California legislators ask FDIC to cut off high-cost customer lending institutions

California legislators are asking the Federal Deposit Insurance Corp. to check collaborations in between FDIC-supervised banks and customer lending institutions they state are averting the state’s rate of interest limitations.

The company needs to “crack down on these schemes” to make sure lending institutions cannot evade California’s 36% interest rate cap on loans in between $2,500 and $10,000, 4 Democratic lawmakers composed in a letter to FDIC board members. The legislators were the authors of a 2019 state law that prohibited such loans.

“FDIC-supervised depository institutions should not be permitted to originate loans on behalf of third parties who seek to evade state laws that protect consumers from unaffordable interest rates,” the lawmakers composed in a letter recently.

Under a 2019 California law, interest rate on customer loans in between $2,500 and $10,000 are topped at 36%. But for nonbank lending institutions, bank collaborations have actually provided a method around the limitations.


The letter mirrors a demand from customer groups in February, when the FDIC’s Republican-selected chair was leaving the company and handing the reins to Acting Chairman Martin Gruenberg.

The FDIC decreased to comment Monday on the letter.

Under the collaborations, nonbank lending institutions utilize FDIC-supervised banks to make high-cost loans in California, given that banks are not bound by the 2019 law’s constraints. Critics of the collaborations call them “rent-a-bank” plans. They likewise argue that APRs on the loans, which can extend above 100%, are violent.

But the business that take part in the collaborations challenge their critics’ characterizations and state that greater rate of interest are needed to serve a riskier population that usually doesn’t receive bank loans.

The Online Lenders Alliance, which represents specific high-cost lending institutions, has pressed back versus efforts in states like New Mexico to enforce rate caps comparable to California’s, arguing those steps “harm consumers by restricting credit.”
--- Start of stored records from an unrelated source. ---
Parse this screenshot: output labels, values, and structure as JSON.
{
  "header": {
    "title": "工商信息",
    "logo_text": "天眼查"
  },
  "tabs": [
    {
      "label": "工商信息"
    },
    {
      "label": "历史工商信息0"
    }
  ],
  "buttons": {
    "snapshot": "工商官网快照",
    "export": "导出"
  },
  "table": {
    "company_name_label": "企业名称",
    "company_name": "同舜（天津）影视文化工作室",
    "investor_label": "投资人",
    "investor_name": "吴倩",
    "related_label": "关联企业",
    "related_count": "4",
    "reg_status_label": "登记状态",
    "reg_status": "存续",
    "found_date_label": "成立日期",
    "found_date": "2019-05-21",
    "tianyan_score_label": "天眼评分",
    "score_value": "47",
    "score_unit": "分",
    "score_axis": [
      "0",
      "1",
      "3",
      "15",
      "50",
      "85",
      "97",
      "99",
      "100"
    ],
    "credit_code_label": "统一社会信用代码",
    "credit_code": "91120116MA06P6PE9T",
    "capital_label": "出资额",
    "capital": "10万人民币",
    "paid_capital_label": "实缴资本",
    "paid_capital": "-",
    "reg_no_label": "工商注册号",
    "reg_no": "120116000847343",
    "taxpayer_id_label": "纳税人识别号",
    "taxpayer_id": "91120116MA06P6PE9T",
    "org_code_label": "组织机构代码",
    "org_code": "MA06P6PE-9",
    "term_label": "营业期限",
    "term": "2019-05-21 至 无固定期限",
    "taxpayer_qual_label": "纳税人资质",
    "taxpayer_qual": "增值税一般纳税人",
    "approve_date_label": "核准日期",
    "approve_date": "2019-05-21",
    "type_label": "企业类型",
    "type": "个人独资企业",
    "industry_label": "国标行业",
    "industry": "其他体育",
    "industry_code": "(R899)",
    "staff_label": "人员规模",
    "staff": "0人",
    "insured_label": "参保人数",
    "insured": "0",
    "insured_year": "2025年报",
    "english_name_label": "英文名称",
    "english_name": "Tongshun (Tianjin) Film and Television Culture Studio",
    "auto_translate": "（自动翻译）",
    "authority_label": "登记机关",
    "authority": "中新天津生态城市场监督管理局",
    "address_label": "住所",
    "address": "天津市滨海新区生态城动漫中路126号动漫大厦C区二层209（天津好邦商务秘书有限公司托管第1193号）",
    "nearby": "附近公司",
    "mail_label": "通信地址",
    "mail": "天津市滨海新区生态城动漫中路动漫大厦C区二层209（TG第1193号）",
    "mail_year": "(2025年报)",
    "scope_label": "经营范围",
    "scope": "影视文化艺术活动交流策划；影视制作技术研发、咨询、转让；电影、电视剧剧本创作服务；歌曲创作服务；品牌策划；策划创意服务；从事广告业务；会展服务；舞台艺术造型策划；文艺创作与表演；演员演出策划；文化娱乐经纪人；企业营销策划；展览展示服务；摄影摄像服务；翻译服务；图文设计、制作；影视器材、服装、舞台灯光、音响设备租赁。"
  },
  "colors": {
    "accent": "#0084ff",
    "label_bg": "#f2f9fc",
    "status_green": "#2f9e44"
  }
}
The dispute is presently working its method through the California court system, also. Chicago-based customer lending institution OppFi is taking legal action against California’s banking commissioner, arguing that its high-cost loans need to not go through the state’s rate cap since they’re made in collaboration with Utah-based FinWise Bank.

Meanwhile, California banking commissioner Clothilde Hewlett is countersuing OppFi and looking for charges of a minimum of $100 million. In a court filing last month, the California Department of Financial Protection and Innovation, which Hewlett leads, called OppFi’s loan program an “overt attempt to evade the state interest rate cap” that “must be recognized as an illegal sham.”

The state legislators who composed the letter to the FDIC kept in mind the claim remains in its early phases and stated that quicker action is needed, given that the legal problems are most likely to take years to deal with.


A news media journalist always on the go, I've been published in major publications including VICE, The Atlantic, and TIME.